Welfare

Revelli: i dati Istat sono clamorosi. È una catastrofe sociale

L'istituto ha divulgato i dati relativi alla povertà in Italia. Numeri allarmanti e drammatici. Per il sociologo Marco Revelli, che in passato aveva presieduto l'Osservatorio sulla povertà della Presidenza del Consiglio, però le cose vanno anche peggio. «La politica è inerte, le uniche luci arrivano dalla collaborazione tra enti locali e non profit»

di Lorenzo Alvaro

La crisi mette in ginocchio l'Italia: vola la disoccupazione, crolla la produzione industriale e aumenta la povertà.

I dati dell'Istat
Lo scorso hanno i “poveri relativi" erano 9 milioni e 563mila pari al 15,8% della popolazione (13,6% nel 2011), 4 milioni e 814mila dei quali in povertà assoluta (i più poveri tra i poveri misurati sulla base di un paniere e servizi essenziali) pari all'8% della popolazione (5,7% nel 2011). La soglia di povertà relativa per una famiglia di due componenti è pari a 990,88 euro (circa 20 euro in meno di quella dell'anno precedente, -2%). La povertà assoluta viene misurata sulla base di una lista di beni e servizi, varata da una commissione di studio nel 2005 insieme con l'istat, per poter svolgere una vita dignitosa.
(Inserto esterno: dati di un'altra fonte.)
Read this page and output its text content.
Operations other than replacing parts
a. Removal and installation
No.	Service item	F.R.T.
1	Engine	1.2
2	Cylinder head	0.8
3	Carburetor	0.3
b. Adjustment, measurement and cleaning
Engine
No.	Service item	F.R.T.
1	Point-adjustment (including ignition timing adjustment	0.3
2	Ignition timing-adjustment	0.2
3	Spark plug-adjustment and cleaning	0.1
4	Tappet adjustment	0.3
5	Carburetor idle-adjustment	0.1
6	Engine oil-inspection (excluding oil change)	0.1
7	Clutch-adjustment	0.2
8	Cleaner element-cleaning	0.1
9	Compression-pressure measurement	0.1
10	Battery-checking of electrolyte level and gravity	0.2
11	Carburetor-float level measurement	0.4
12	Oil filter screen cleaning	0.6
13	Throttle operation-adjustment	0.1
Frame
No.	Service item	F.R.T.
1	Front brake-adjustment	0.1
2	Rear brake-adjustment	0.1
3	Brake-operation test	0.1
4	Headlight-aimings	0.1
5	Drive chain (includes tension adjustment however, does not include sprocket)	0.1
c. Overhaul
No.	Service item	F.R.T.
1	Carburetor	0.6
Questo il quadro rilevato dall'Istat secondo cui il 12,7% delle famiglie è relativamente povero per un totale di 3 milioni e 232mila, il 6,8% delle quali lo è in termini assoluti pari a un milione e 725mila. Tra il 2011 e il 2012 è aumentata sia l'incidenza di povertà relativa (dall'11,1% al 12,7%) che quella di povertà assoluta (dal 5,2% al 6,8%), in tutte e tre le ripartizioni geografiche. Per quanto riguarda la povertà assoluta, sottolinea l'istat, si tratta del livello più alto mai registrato dal 2005, inizio della misurazione della povertà assoluta.

Un quadro che per Marco Revelli, sociologo e storico cuneese è anche peggio di quello che dicono i numeri. «Uno scostamento così grande da un anno con l'altro non si era mai visto. Ci sono scostamenti da terremoto sociale. I dati Istat sono aggregati, mettono insieme indicatori diversi: città e piccoli Comuni, Nord e Sud Italia, che invece hanno tendenze molto diverse tra loro. Per questo se riflettono già così una situazione drammatica la vera fotografia è ancora peggiore».
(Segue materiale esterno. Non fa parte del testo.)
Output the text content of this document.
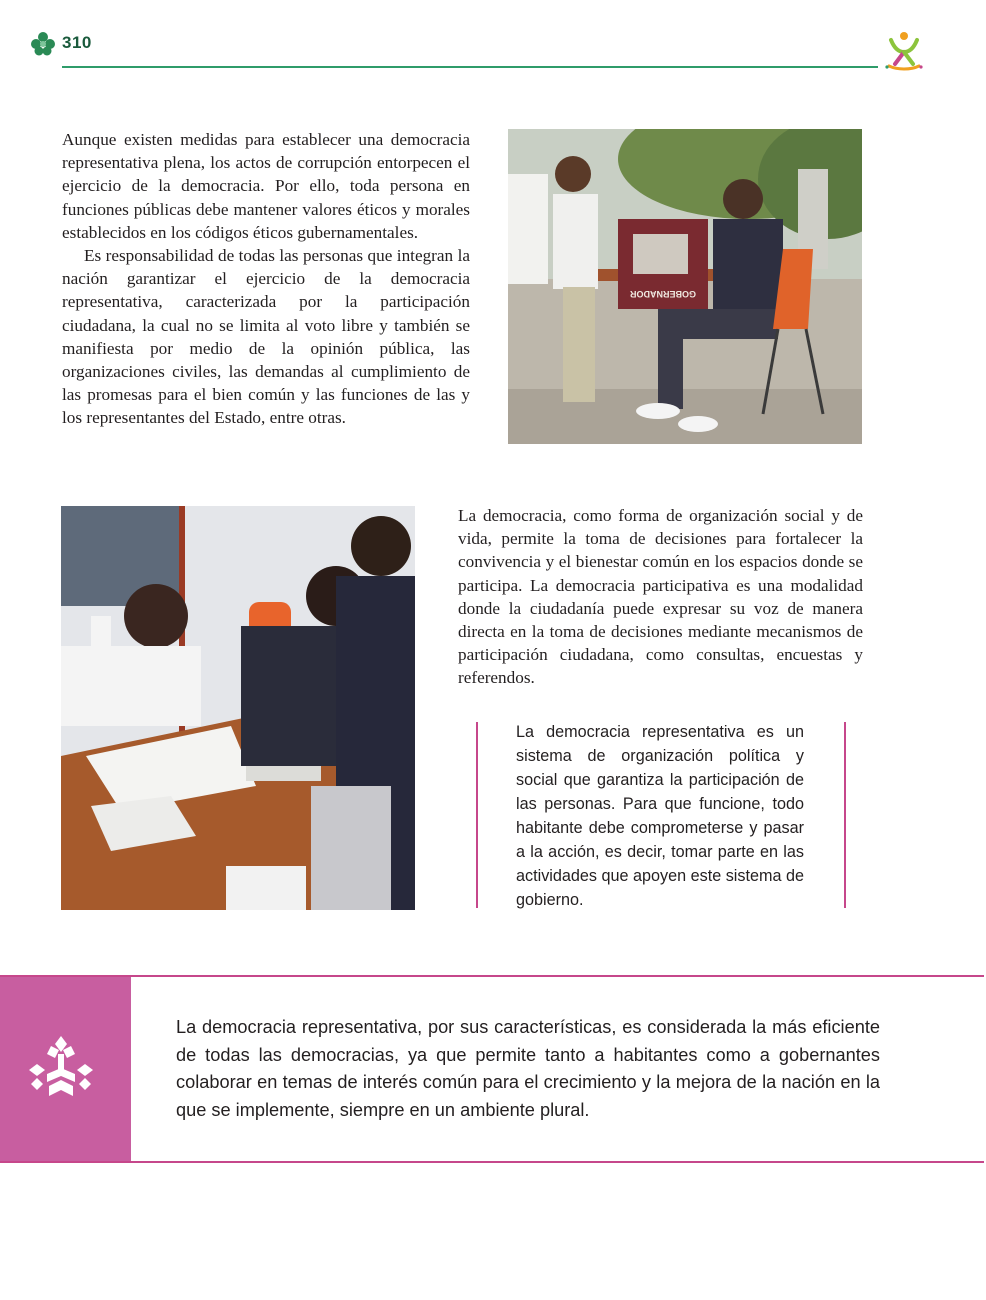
310

Aunque existen medidas para establecer una democracia representativa plena, los actos de corrupción entorpecen el ejercicio de la democracia. Por ello, toda persona en funciones públicas debe mantener valores éticos y morales establecidos en los códigos éticos gubernamentales.

Es responsabilidad de todas las personas que integran la nación garantizar el ejercicio de la democracia representativa, caracterizada por la participación ciudadana, la cual no se limita al voto libre y también se manifiesta por medio de la opinión pública, las organizaciones civiles, las demandas al cumplimiento de las promesas para el bien común y las funciones de las y los representantes del Estado, entre otras.

GOBERNADOR

La democracia, como forma de organización social y de vida, permite la toma de decisiones para fortalecer la convivencia y el bienestar común en los espacios donde se participa. La democracia participativa es una modalidad donde la ciudadanía puede expresar su voz de manera directa en la toma de decisiones mediante mecanismos de participación ciudadana, como consultas, encuestas y referendos.

La democracia representativa es un sistema de organización política y social que garantiza la participación de las personas. Para que funcione, todo habitante debe comprometerse y pasar a la acción, es decir, tomar parte en las actividades que apoyen este sistema de gobierno.
La democracia representativa, por sus características, es considerada la más eficiente de todas las democracias, ya que permite tanto a habitantes como a gobernantes colaborar en temas de interés común para el crecimiento y la mejora de la nación en la que se implemente, siempre en un ambiente plural.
Cosa renda peggiore la realtà dei numeri? Il capitolo principale è quello delle povertà occulte. «Penso alle famiglie che fino a pochi mesi o un paio di anni fa avevano due redditi impiegatizi e ora ne hanno perso almeno uno: con almeno due figli minori, un mutuo da pagare e qualche credito al consumo, ora sono in crisi, e l’Istat non li vede ancora. E’ la condizione di sempre più persone, con l’aggravante che esse non hanno alla base una ‘cultura di povertà’ che permette loro di far fronte all’improvviso abbassamento del tenore di vita».

Si perchè secondo Revelli «molti poveri da generazioni sanno come arrangiarsi per non sprofondare. I nuovi poveri non hanno né reti sociali né sanno dove andare a cercare i sussidi pubblici, anche perché tutta la cerchia di amici e conoscenti spesso fa parte dello status sociale che avevano prima che cominciassero i problemi. In un certo senso, sono ancora più poveri dei poveri, al nord più che al sud: dove il reddito medio è più alto è maggiore l’impatto della crisi, per esempio a Torino è più difficile che a Napoli».
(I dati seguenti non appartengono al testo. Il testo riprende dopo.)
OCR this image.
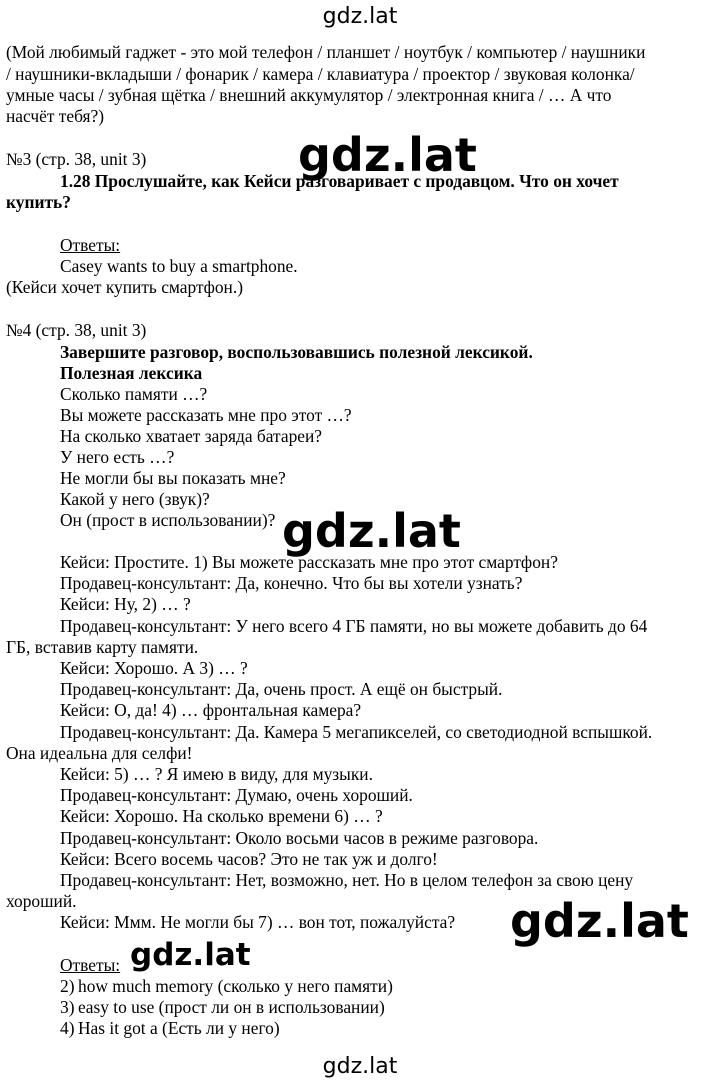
gdz.lat
(Мой любимый гаджет - это мой телефон / планшет / ноутбук / компьютер / наушники
/ наушники-вкладыши / фонарик / камера / клавиатура / проектор / звуковая колонка/
умные часы / зубная щётка / внешний аккумулятор / электронная книга / … А что
насчёт тебя?)
№3 (стр. 38, unit 3)
1.28 Прослушайте, как Кейси разговаривает с продавцом. Что он хочет
купить?
Ответы:
Casey wants to buy a smartphone.
(Кейси хочет купить смартфон.)
gdz.lat
№4 (стр. 38, unit 3)
Завершите разговор, воспользовавшись полезной лексикой.
Полезная лексика
Сколько памяти …?
Вы можете рассказать мне про этот …?
На сколько хватает заряда батареи?
У него есть …?
Не могли бы вы показать мне?
Какой у него (звук)?
Он (прост в использовании)? gdz.lat
Кейси: Простите. 1) Вы можете рассказать мне про этот смартфон?
Продавец-консультант: Да, конечно. Что бы вы хотели узнать?
Кейси: Ну, 2) … ?
Продавец-консультант: У него всего 4 ГБ памяти, но вы можете добавить до 64
ГБ, вставив карту памяти.
Кейси: Хорошо. А 3) … ?
Продавец-консультант: Да, очень прост. А ещё он быстрый.
Кейси: О, да! 4) … фронтальная камера?
Продавец-консультант: Да. Камера 5 мегапикселей, со светодиодной вспышкой.
Она идеальна для селфи!
Кейси: 5) … ? Я имею в виду, для музыки.
Продавец-консультант: Думаю, очень хороший.
Кейси: Хорошо. На сколько времени 6) … ?
Продавец-консультант: Около восьми часов в режиме разговора.
Кейси: Всего восемь часов? Это не так уж и долго!
Продавец-консультант: Нет, возможно, нет. Но в целом телефон за свою цену
хороший.
Кейси: Ммм. Не могли бы 7) … вон тот, пожалуйста? gdz.lat
Ответы: gdz.lat
2) how much memory (сколько у него памяти)
3) easy to use (прост ли он в использовании)
4) Has it got a (Есть ли у него)
gdz.lat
Tinte fosche che non si diradano neanche parlando di futuro. «Il piano inclinato in cui siamo nell'ultimo anno è diventato quasi verticale. Una picchiata verso il basso incredibile. Soprattutto per quello che riguarda la povertà assoluta, che misurano una povertà che morde nella carne ormai la nostra società. Se poi pensiamo che i numeri sono relativi al 2012 e pesniamo alle performance del Paese nel 2013 c'è da avere paura».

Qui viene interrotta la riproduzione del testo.